Writing IPv6 Apps: Python Webserver

datePosted on 14:39, January 17th, 2018 by Craig Miller


Moving to IPv6 starts at home. Applications have to speak IPv6 as well as the network. The good news is that there is lots of software available which already supports IPv6. Unfortunately, there is much more that doesn’t.

An example, a Python-based webserver. Certainly not ready for a production network, but handy as a learning tool about how easy it can be to support IPv6 in your application.

Why Python? Python is a wonderful programming language, and getting only better with version 3. There are libraries for most needs, including one which serves up the web. And it runs just about anywhere that Python runs (Windows, Linux, BSD, Mac, Pi, ODROID, etc)

Python module SimpleHTTPServer

The python module SimpleHTTPServer supports IPv4 out of the box with the simple command:

python -m SimpleHTTPServer

However it does not support IPv6. There is no one-line equivalent to support IPv6, so a small script is required.

Looking at the code

The ipv6-httpd script is a short script supporting both IPv4 and IPv6. Looking at the following sections:

  1. Initialization of the HTTPServer object (from SimpleHTTPServer library)
  2. Class creation (of HTTPServerV6) to support IPv6

As with all Python scripts, the details roll backwards from the bottom. Initialization occurs in main

def main():
    global server
    server = HTTPServerV6(('::', listen_port), MyHandler)
    print('Listening on port:' + str(listen_port) + '\nPress ^C to quit')
    server.serve_forever()
    os._exit(0)

The IPv6 part

In order to support IPv6, we use a bit of object oriented inheritance trickery to modify the default of an existing class HTTPServer

class HTTPServerV6(HTTPServer):
    address_family = socket.AF_INET6

This creates a new class (which is used in our server ) with the address_family set to AF_INET6 (aka IPv6).
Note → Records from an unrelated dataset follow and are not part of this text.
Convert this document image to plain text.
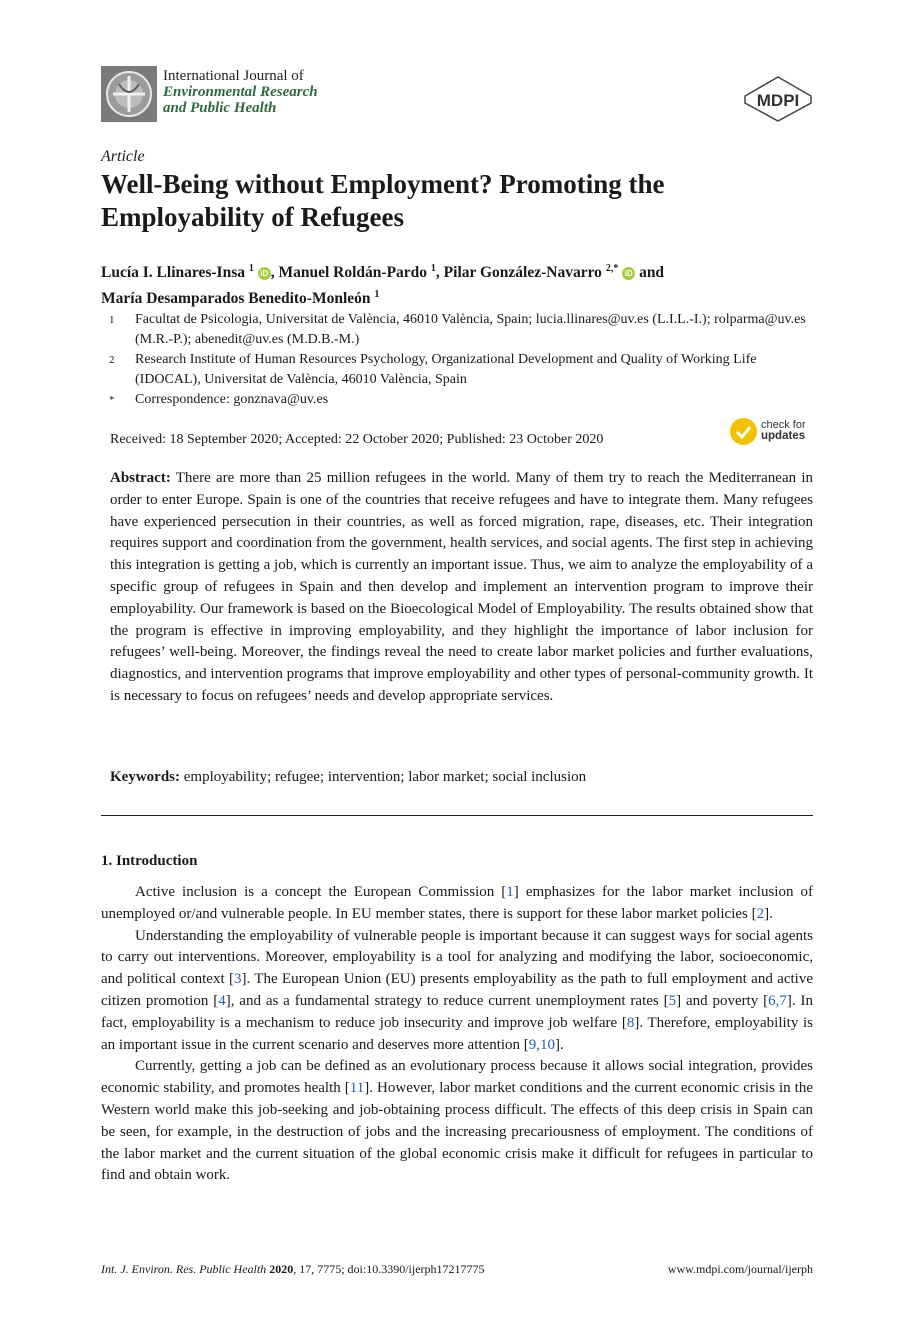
International Journal of
Environmental Research
and Public Health	MDPI
Article
Well-Being without Employment? Promoting the Employability of Refugees
Lucía I. Llinares-Insa $^1$ iD , Manuel Roldán-Pardo $^1$, Pilar González-Navarro $^{2,*}$ iD and
María Desamparados Benedito-Monleón $^1$
1	Facultat de Psicologia, Universitat de València, 46010 València, Spain; lucia.llinares@uv.es (L.I.L.-I.); rolparma@uv.es (M.R.-P.); abenedit@uv.es (M.D.B.-M.)
2	Research Institute of Human Resources Psychology, Organizational Development and Quality of Working Life (IDOCAL), Universitat de València, 46010 València, Spain
*	Correspondence: gonznava@uv.es
Received: 18 September 2020; Accepted: 22 October 2020; Published: 23 October 2020
check for
updates
Abstract: There are more than 25 million refugees in the world. Many of them try to reach the Mediterranean in order to enter Europe. Spain is one of the countries that receive refugees and have to integrate them. Many refugees have experienced persecution in their countries, as well as forced migration, rape, diseases, etc. Their integration requires support and coordination from the government, health services, and social agents. The first step in achieving this integration is getting a job, which is currently an important issue. Thus, we aim to analyze the employability of a specific group of refugees in Spain and then develop and implement an intervention program to improve their employability. Our framework is based on the Bioecological Model of Employability. The results obtained show that the program is effective in improving employability, and they highlight the importance of labor inclusion for refugees’ well-being. Moreover, the findings reveal the need to create labor market policies and further evaluations, diagnostics, and intervention programs that improve employability and other types of personal-community growth. It is necessary to focus on refugees’ needs and develop appropriate services.
Keywords: employability; refugee; intervention; labor market; social inclusion
1. Introduction

Active inclusion is a concept the European Commission [1] emphasizes for the labor market inclusion of unemployed or/and vulnerable people. In EU member states, there is support for these labor market policies [2].

Understanding the employability of vulnerable people is important because it can suggest ways for social agents to carry out interventions. Moreover, employability is a tool for analyzing and modifying the labor, socioeconomic, and political context [3]. The European Union (EU) presents employability as the path to full employment and active citizen promotion [4], and as a fundamental strategy to reduce current unemployment rates [5] and poverty [6,7]. In fact, employability is a mechanism to reduce job insecurity and improve job welfare [8]. Therefore, employability is an important issue in the current scenario and deserves more attention [9,10].

Currently, getting a job can be defined as an evolutionary process because it allows social integration, provides economic stability, and promotes health [11]. However, labor market conditions and the current economic crisis in the Western world make this job-seeking and job-obtaining process difficult. The effects of this deep crisis in Spain can be seen, for example, in the destruction of jobs and the increasing precariousness of employment. The conditions of the labor market and the current situation of the global economic crisis make it difficult for refugees in particular to find and obtain work.

Int. J. Environ. Res. Public Health 2020, 17, 7775; doi:10.3390/ijerph17217775	www.mdpi.com/journal/ijerph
This two-line change to the script transforms an IPv4-only script into an application that also supports IPv6.

Running the code

Now that we have a server which supports both IPv4 and IPv6, all we need to do is cd to the directory we wish to share, and start the server

$ cd public/
$ ~/bin/ipv6-httpd.py 
Listening on port:8080
Press ^C to quit
2001:db8:ebbd:0:4d18:71cd:b814:9508 - - [09/Jul/2017 11:49:41] "GET / HTTP/1.1" 200 -
^CCaught SIGINT, dying

The webserver log is sent to standard out (stdout), and can be redirected to a file if desired. In the above example, an IPv6 client ..:9508 requests an index, then the server is terminated with a ^C.

Want to server from a different directory? Stop the server, cd to another directory, and restart the server, it will now serve files from the new current working directory (cwd) location.

Security (or lack there of)

This is a personal webserver, designed to be started and stopped whenever you need it. It is NOT a production quality webserver that you should put on the internet.

It does not server encrypted pages (read: no SSL/TLS), and it is single threaded, which means if a second request comes in while serving the first request, the second request will have to wait.

Adding IPv6 Support to your App

As you can see, it doesn’t have to be difficult to add IPv6 to your apps, you just need to give it some thought when planning your App. By adding IPv6, you will future proof your App by being ready for the future of the Internet.